Other health risks — and how to handle them

  • Mosquitoes in the Terai: In the southern plain (Chitwan, Lumbini, low altitudes) there are mosquito-borne diseases — dengue fever and, more rarely, Japanese encephalitis, while malaria is low-risk and limited. In the high mountains there are no mosquitoes. Protection: DEET repellent, long clothing at dusk, a mosquito net where needed.
  • Sun & UV: At altitude the sun "burns" far more strongly. SPF50+ sunscreen, UV-protective sunglasses (snow blindness) and a hat are essential.
  • Air pollution: Kathmandu has dust and exhaust fumes; asthmatics should carry their medication and perhaps a mask.
  • Heat & cold: The plain is hot and humid, the mountains freezing at night.
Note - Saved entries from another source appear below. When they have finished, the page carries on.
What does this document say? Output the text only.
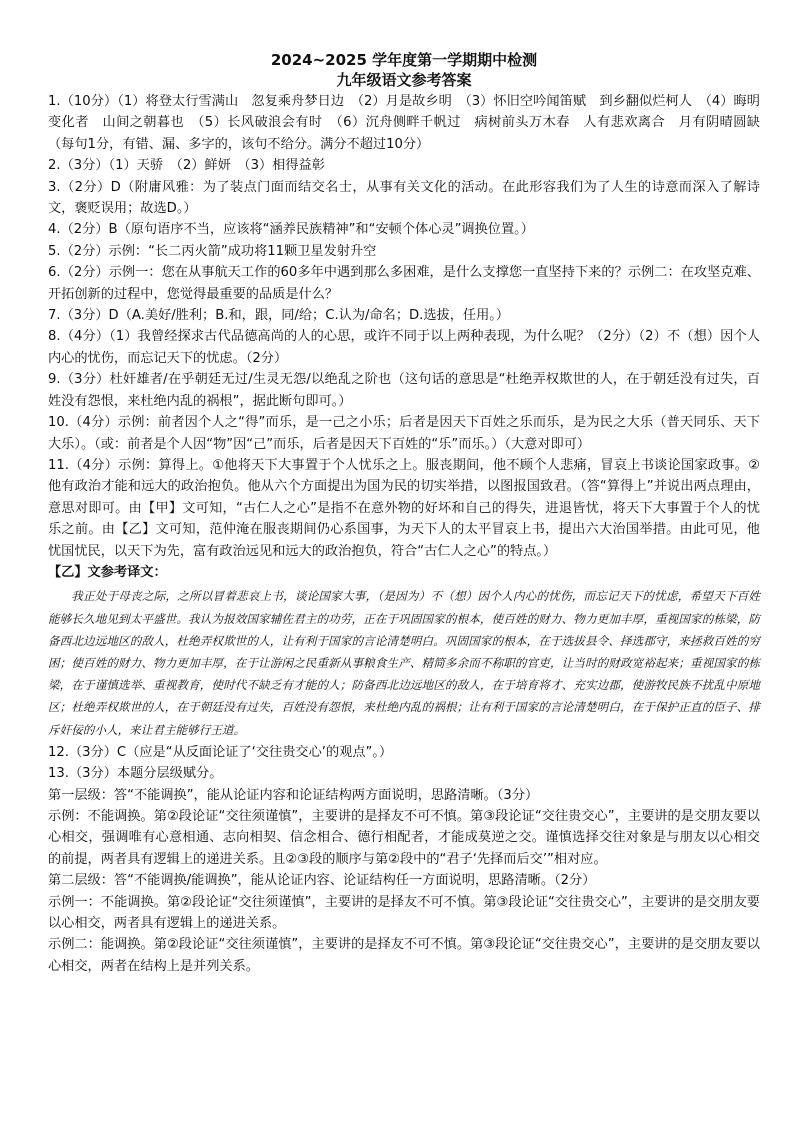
2024~2025 学年度第一学期期中检测
九年级语文参考答案
1.（10分）（1）将登太行雪满山　忽复乘舟梦日边　（2）月是故乡明　（3）怀旧空吟闻笛赋　到乡翻似烂柯人　（4）晦明变化者　山间之朝暮也　（5）长风破浪会有时　（6）沉舟侧畔千帆过　病树前头万木春　人有悲欢离合　月有阴晴圆缺（每句1分，有错、漏、多字的，该句不给分。满分不超过10分）
2.（3分）（1）天骄　（2）鲜妍　（3）相得益彰
3.（2分）D（附庸风雅：为了装点门面而结交名士，从事有关文化的活动。在此形容我们为了人生的诗意而深入了解诗文，褒贬误用；故选D。）
4.（2分）B（原句语序不当，应该将“涵养民族精神”和“安顿个体心灵”调换位置。）
5.（2分）示例：“长二丙火箭”成功将11颗卫星发射升空
6.（2分）示例一：您在从事航天工作的60多年中遇到那么多困难，是什么支撑您一直坚持下来的？示例二：在攻坚克难、开拓创新的过程中，您觉得最重要的品质是什么？
7.（3分）D（A.美好/胜利；B.和，跟，同/给；C.认为/命名；D.选拔，任用。）
8.（4分）（1）我曾经探求古代品德高尚的人的心思，或许不同于以上两种表现，为什么呢？（2分）（2）不（想）因个人内心的忧伤，而忘记天下的忧虑。（2分）
9.（3分）杜奸雄者/在乎朝廷无过/生灵无怨/以绝乱之阶也（这句话的意思是“杜绝弄权欺世的人，在于朝廷没有过失，百姓没有怨恨，来杜绝内乱的祸根”，据此断句即可。）
10.（4分）示例：前者因个人之“得”而乐，是一己之小乐；后者是因天下百姓之乐而乐，是为民之大乐（普天同乐、天下大乐）。（或：前者是个人因“物”因“己”而乐，后者是因天下百姓的“乐”而乐。）（大意对即可）
11.（4分）示例：算得上。①他将天下大事置于个人忧乐之上。服丧期间，他不顾个人悲痛，冒哀上书谈论国家政事。②他有政治才能和远大的政治抱负。他从六个方面提出为国为民的切实举措，以图报国致君。（答“算得上”并说出两点理由，意思对即可。由【甲】文可知，“古仁人之心”是指不在意外物的好坏和自己的得失，进退皆忧，将天下大事置于个人的忧乐之前。由【乙】文可知，范仲淹在服丧期间仍心系国事，为天下人的太平冒哀上书，提出六大治国举措。由此可见，他忧国忧民，以天下为先，富有政治远见和远大的政治抱负，符合“古仁人之心”的特点。）
【乙】文参考译文：
我正处于母丧之际，之所以冒着悲哀上书，谈论国家大事，（是因为）不（想）因个人内心的忧伤，而忘记天下的忧虑，希望天下百姓能够长久地见到太平盛世。我认为报效国家辅佐君主的功劳，正在于巩固国家的根本，使百姓的财力、物力更加丰厚，重视国家的栋梁，防备西北边远地区的敌人，杜绝弄权欺世的人，让有利于国家的言论清楚明白。巩固国家的根本，在于选拔县令、择选郡守，来拯救百姓的穷困；使百姓的财力、物力更加丰厚，在于让游闲之民重新从事粮食生产、精简多余而不称职的官吏，让当时的财政宽裕起来；重视国家的栋梁，在于谨慎选举、重视教育，使时代不缺乏有才能的人；防备西北边远地区的敌人，在于培育将才、充实边郡，使游牧民族不扰乱中原地区；杜绝弄权欺世的人，在于朝廷没有过失，百姓没有怨恨，来杜绝内乱的祸根；让有利于国家的言论清楚明白，在于保护正直的臣子、排斥奸佞的小人，来让君主能够行王道。
12.（3分）C（应是“从反面论证了‘交往贵交心’的观点”。）
13.（3分）本题分层级赋分。
第一层级：答“不能调换”，能从论证内容和论证结构两方面说明，思路清晰。（3分）
示例：不能调换。第②段论证“交往须谨慎”，主要讲的是择友不可不慎。第③段论证“交往贵交心”，主要讲的是交朋友要以心相交，强调唯有心意相通、志向相契、信念相合、德行相配者，才能成莫逆之交。谨慎选择交往对象是与朋友以心相交的前提，两者具有逻辑上的递进关系。且②③段的顺序与第②段中的“君子‘先择而后交’”相对应。
第二层级：答“不能调换/能调换”，能从论证内容、论证结构任一方面说明，思路清晰。（2分）
示例一：不能调换。第②段论证“交往须谨慎”，主要讲的是择友不可不慎。第③段论证“交往贵交心”，主要讲的是交朋友要以心相交，两者具有逻辑上的递进关系。
示例二：能调换。第②段论证“交往须谨慎”，主要讲的是择友不可不慎。第③段论证“交往贵交心”，主要讲的是交朋友要以心相交，两者在结构上是并列关系。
Layering solves the problem — see the gear guide.

Pre-departure health checklist

  • Travel-clinic appointment, 4–8 weeks before.
  • Vaccines: hepatitis A + typhoid (and case by case rabies, hepatitis B, JE); tetanus check.
  • Prescriptions: diarrhoea antibiotic and Diamox (if going high), personal medication in sufficient quantity.
  • Travel medical kit prepared — ORS, painkillers, wound supplies.
  • Travel insurance with altitude + helicopter cover, checked line by line.
  • Water strategy: bottled/boiled/filtered — never tap.

How we look after it on a guided trip

Health preparation doesn't have to stress you out. On our organised trips we send you a detailed list of recommended vaccines and medical-kit items well in advance, our guides are first-aid trained and carry a kit and an oximeter, and itineraries are designed with a safe acclimatisation pace. For those who want the highest level of care — a private guide, medical support and priority on helicopter evacuation — Elysian Himalaya offers premium versions of the classic trips, where safety and health are engineered down to the last detail.

With a little preparation, an appointment with your doctor and the simple rule "never tap water", Nepal is an exceptionally safe destination. Your health shouldn't hold you back — it just needs planning. Remember: this guide is informational; the final word always belongs to your doctor.

Gallery

Frequently asked questions

  • There are no mandatory vaccines for EU travellers. Hepatitis A and typhoid are recommended, along with up-to-date tetanus/diphtheria, and — case by case — hepatitis B, rabies and Japanese encephalitis. Book a travel-clinic appointment 4–8 weeks before you leave.
  • No, not if you're coming from Greece or Europe — there is no yellow fever in Nepal. Proof of vaccination is required only if you arrive from a country where the virus is endemic (parts of Africa and South America).
  • No, never. Drink only bottled, boiled or filtered/chemically treated water, avoid ice cubes, and brush your teeth with safe water. Contaminated water is the number-one cause of travellers' diarrhoea.
  • Recommended case by case: for trekkers in remote areas, long stays, or anyone in contact with animals. Stray dogs and monkeys are common in Nepal. Even if vaccinated, you still need medical care after a bite.
  • Yes, for the region. Kathmandu has specialised travel-medicine clinics (e.g. CIWEC, Nepal International Clinic) and private hospitals; Pokhara has a clinic too. In the mountains and countryside, however, care is basic — which is why insurance with helicopter evacuation is essential.
  • Ideally 4–8 weeks before departure. Some vaccines (rabies, hepatitis B) need more than one dose spread over weeks. If you only have a few days left, go anyway — even a single dose offers protection.